奥を見れば、四人の動きがピタリと止まっている。


「に、人間! なにを──!!」

「うわっ」


 ギロリと。かろうじて俺に顔を向ける、髪を一つにまとめた色っぽい美女。

 なんとか掌をかざし、恐らく神官たちと同じような魔法を俺に放つ。


「──っ、…………?」

「あ、あら?」


 何も、起きない。


「リアリアの魅了チャームが効かないとは。まさか、彼女よりも魔力が……?」

「じょっ、ジョーダンじゃないわ!! 人間ごときに、このわたくしが──」


 今度は体ごとこちらに向かってくる。


「ちょ、」


 爪先が妙に鋭いのは気のせいだろうか。俺のことを切り裂いてやるとでも言いそうな、ものすごい形相で迫りくる。


「──っ!!」


 成す術もない俺は、顔の前を腕で覆い隠すしかない。


魔封書まふうしょ、か」

「……え?」


 一向にこない衝撃を不思議に思い腕の隙間から覗き見ると、美女は操り糸に絡み取られたかのようにまたピタリと俺の目の前で動きを止めていた。


「な、なぜ……!」

「お前達、やめておけ。恐らくユイトのスキルだ」

「え!? 俺!?」

「地下牢でもそうだった。恐らく、あれは魔封じの結界すら無効にしていたんだな。

 魔力を持つあらゆるものを制御する。ユイトの持つ本は、魔封書なんだろう」

「ま、マジ……?」


 なんで? ただの趣味。
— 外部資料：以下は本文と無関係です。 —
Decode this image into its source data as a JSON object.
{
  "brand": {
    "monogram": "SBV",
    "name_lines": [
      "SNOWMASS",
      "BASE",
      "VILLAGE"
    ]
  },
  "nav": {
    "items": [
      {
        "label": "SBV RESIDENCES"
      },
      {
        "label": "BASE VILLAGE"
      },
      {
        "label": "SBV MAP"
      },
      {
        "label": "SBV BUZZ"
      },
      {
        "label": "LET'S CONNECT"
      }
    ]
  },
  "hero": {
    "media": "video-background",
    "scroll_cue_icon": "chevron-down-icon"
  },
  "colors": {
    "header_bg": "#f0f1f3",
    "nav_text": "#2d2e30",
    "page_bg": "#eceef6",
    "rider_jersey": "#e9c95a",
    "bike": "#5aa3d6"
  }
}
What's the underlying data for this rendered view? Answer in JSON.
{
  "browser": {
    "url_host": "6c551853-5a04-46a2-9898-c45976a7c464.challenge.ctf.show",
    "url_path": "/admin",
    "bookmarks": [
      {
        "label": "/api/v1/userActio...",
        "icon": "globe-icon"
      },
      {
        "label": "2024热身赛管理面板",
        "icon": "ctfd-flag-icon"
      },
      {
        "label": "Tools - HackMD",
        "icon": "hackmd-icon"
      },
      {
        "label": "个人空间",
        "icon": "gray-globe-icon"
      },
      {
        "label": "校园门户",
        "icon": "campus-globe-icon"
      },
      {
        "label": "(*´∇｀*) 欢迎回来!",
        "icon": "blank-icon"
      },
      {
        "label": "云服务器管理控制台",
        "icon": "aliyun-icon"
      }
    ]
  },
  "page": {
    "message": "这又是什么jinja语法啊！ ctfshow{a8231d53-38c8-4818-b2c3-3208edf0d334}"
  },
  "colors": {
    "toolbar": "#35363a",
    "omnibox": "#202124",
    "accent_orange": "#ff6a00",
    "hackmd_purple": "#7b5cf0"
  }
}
いや、ノルマっていうのか?

 本好きな俺が、自分に課しただけの……4冊の本。

 それが異世界だと、魔封じの書になるの!?

 なんで!?


「ということは、なんだ? 俺たちはコイツに封じられてんのか?」

「ちょうど四つの書がある。……ユイト、ページをめくってみてくれ」

「?」


 ウルが言う様に中を読めば、


「バドラート……?」

「!」


 とある名前が記されていた。

 そこには名前以外にも、年齢、性別、出身といった……ステータスのようなものが書かれていた。


「! まさか、私たちの同意なく、契約を……?」

「魔封じとは本来、従わせるものだろう」

「え? なに、俺が……?」


 勝手に、契約? ……だれと?


「人間、やるわね」

「これには驚きました。ということは、この1冊1冊には私たちを上回る魔力が込められているのですか」

「なるほど。通りでユイト自身には魔力が少ないわけだ」

「くっ、屈辱だわ……。まさか、人間ごときに──」


 えーっと、つまり?


「俺、……じゃなくて。この本が、すごい魔力の持ち主!?」

「だがユイトのスキルなのだから、実質お前の魔力だろう」

「いや、そう言われてもぜんぜん……」


 まったくもって、実感がない。


「! お待ち!」


 俺たちがあーだこーだ言っている内に、王様が逃げようとしていた。


「ひ、ひぃっ!」

「……逃がさない」


 あぁ、なんか色々ありすぎてどうすればいいのやら……。


「どうします? このまま国を乗っ取ってもよろしいですよ」

「お、いいなそれ」

「よっ、よくない!! で、でもまぁ……王様にも反省はして欲しいというか……」


 かと言って命を奪うようなやり方も好まない。どうする……。


「あらぁ、異世界人ってのはずいぶんと甘ちゃんなのねぇ」


 俺に攻撃できないと悟った美女は、早々に諦め爪の手入れをはじめていた。


「甘……い、っていうか。あんまりそういう考えにならないというか。

 王様にはしっかり反省してもらって、俺を……元の世界に帰して欲しいというか」

「だ、そうだが?」

「ム、ムリじゃっ。あれは、一方通行の召喚で……!」

「はぁ!? ……本当、勘弁してくれ……」


 勝手に巻き込んでおいて、それはない。


「行く宛てがないのか? なら、魔族領にでも来るか」

「え!?」

「このまま人間どもをオレが攻撃すれば、四人を従えたユイトとぶつかる。

 ……同族とはなるべく争いたくはないからな」

「ウル……」

「はぁ、もう最悪ですわ」


 王様たちが俺を召喚してどうしたかったのかはよく分からないが。

 結果的に、王様たちを救った……のか?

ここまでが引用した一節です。